Final presentations should be 15 minutes long and must cover the goals/objectives, final contribution/novelty, the results and conclusions from the work. It will be followed by 20-30 minutes of questions/discussion with the opponent (selected by the supervisor) and the examiners. Be advised that 15 minutes is very short, so you should carefully select what do you talk about, focusing on the most important aspects.
The next and final opportunity for half-time presentations will be in late August. Submit your reports on Google Form and email Slawomir to schedule the presentation.
Introduction lecture presenting the process and expectations on the MSc project will take place on Wednesday, 13 October 2021 at 15:15 in D315.
Please note that it will not appear in your schedule, since the course has not started yet.
Before the lecture, please watch the video recording and read updated slides.
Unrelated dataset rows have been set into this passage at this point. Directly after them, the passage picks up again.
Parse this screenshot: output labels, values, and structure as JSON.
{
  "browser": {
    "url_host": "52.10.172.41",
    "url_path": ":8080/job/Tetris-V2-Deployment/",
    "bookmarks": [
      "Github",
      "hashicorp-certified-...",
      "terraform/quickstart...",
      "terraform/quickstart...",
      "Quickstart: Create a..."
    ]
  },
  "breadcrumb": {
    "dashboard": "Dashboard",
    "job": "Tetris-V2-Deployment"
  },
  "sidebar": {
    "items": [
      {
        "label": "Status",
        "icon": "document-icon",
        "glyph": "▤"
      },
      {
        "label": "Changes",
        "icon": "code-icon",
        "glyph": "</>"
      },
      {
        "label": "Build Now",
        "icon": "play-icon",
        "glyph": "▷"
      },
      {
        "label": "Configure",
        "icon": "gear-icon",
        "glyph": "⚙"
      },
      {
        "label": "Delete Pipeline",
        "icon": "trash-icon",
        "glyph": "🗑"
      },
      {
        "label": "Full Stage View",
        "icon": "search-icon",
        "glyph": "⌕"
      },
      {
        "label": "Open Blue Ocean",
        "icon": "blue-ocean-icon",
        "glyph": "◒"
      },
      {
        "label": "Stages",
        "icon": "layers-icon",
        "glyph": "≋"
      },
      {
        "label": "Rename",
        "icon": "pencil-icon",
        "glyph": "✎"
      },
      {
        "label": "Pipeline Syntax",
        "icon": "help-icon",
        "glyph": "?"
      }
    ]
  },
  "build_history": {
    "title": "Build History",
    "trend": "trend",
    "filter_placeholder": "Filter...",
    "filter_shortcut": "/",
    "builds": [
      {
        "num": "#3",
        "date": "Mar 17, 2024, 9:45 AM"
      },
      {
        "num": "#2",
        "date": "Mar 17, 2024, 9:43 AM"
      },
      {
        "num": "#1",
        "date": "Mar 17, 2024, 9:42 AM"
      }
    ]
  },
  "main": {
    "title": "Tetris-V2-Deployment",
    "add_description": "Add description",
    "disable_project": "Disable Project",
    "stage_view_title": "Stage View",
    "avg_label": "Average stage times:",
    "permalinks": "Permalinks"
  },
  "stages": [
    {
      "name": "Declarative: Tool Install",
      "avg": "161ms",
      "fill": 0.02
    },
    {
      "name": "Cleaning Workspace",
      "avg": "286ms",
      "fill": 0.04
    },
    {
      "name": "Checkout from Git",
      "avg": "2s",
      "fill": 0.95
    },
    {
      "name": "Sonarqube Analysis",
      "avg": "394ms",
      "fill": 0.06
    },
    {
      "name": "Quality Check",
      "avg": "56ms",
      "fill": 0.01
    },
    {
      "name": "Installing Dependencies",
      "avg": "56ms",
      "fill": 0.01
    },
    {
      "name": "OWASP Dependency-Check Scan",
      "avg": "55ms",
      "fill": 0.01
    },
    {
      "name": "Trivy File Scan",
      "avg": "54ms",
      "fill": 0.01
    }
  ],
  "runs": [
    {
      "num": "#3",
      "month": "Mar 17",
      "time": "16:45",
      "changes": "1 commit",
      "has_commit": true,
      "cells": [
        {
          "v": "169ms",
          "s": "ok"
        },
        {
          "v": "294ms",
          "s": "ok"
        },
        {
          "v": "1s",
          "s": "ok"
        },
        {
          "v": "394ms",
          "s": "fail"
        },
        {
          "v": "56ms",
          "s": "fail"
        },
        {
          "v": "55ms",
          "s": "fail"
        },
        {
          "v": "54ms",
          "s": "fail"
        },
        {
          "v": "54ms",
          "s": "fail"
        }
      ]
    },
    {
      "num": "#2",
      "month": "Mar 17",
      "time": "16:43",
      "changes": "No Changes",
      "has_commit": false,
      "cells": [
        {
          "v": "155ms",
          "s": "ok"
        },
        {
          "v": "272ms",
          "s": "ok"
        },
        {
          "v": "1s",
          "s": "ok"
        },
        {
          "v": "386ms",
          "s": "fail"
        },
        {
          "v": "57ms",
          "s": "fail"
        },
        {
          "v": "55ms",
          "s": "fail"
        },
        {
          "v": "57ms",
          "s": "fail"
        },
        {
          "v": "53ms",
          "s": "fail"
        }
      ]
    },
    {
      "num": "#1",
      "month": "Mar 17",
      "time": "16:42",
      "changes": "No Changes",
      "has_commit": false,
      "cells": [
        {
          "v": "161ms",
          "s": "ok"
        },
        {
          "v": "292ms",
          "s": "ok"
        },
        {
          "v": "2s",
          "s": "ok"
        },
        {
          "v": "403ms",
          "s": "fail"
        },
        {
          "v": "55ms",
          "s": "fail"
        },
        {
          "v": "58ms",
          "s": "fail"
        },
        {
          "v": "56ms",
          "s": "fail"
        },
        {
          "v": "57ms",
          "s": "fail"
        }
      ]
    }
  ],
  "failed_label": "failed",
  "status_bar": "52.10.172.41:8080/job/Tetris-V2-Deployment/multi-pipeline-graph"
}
This way, in the physical meeting we can focus on discussion and answering any questions you might have.
For the selection of thesis topics, you should provide a ranking of three preferred topics by Wednesday, 27 October 2021, 18:00 using GoogleForm.
A start report is due (approved by supervisors!) on 12th of December 18:00 using this form. This means that you should send a reasonably complete draft to your supervisors before the end of November, so that they have time to provide feedback, and you have time to incorporate this feedback into your final report...
Presentations will take place in week 50 (you are expected to attend & listen to all, or at least most, of them).
You should prepare 10 minutes presentation, focusing on problem formulation, novelty & contribution, literature review and project plan.
For those students who started in January, the initial report is due (approved by supervisors!) on 30th of January at 16:00 using this form. This means that you should send a reasonably complete draft to your supervisors quite soon, so that they have time to provide feedback, and you have time to incorporate this feedback into your report...
Presentations will take place in week 5, probably on Friday, 4 February 2022.
You should prepare 10 minutes presentation, focusing on problem formulation, novelty & contribution, literature review and project plan.
Dear students, you should have received an email with a link to Google Spreadsheet with thesis topics assignment. It was sent to all those who submitted thesis topic selections using GoogleForm. If you have not received it, please let me (Slawomir) know ASAP.
Half-time reports are due tomorrow. However, I have been hearing that many of you have problems making the deadline. Thus, we've decided to offer an (additional) second opportunity -- in two weeks. If you can have a good quality report ready tomorrow you should still submit it, since timeliness is an important part of MSc project.
If you cannot, on the other hand, your next deadline for sending the reports to the examiners is Friday, 01 April 2022, at lunchtime (using this form).
Presentations, in that case, will be sometime in week 14.
Half-time presentations will be in week 12, probably between Wednesday, 23 March and Friday, 25 March 2022 (depending on number of projects that are ready in time).
This means the deadline for sending the reports to the examiners is the Friday, 18 March 2022, lunchtime (using this form).
The final seminar will be at the end of May (reports due in the middle of May).
The schedule for half-time presentations has now been updated with (preliminary) presentation times for those who submitted their reports on the second deadline: https://docs.google.com/spreadsheets/d/1FK-OjzhQdIbfMkeyvGLneJzSV6znejgG9fG19Wv1VXU/edit#gid=223334201
Half-time presentations should be 20 minutes long (plus ~10 minutes for questions), and must cover the goals/objectives, expected contribution/novelty, results achieved so far, and a refined plan on how to proceed.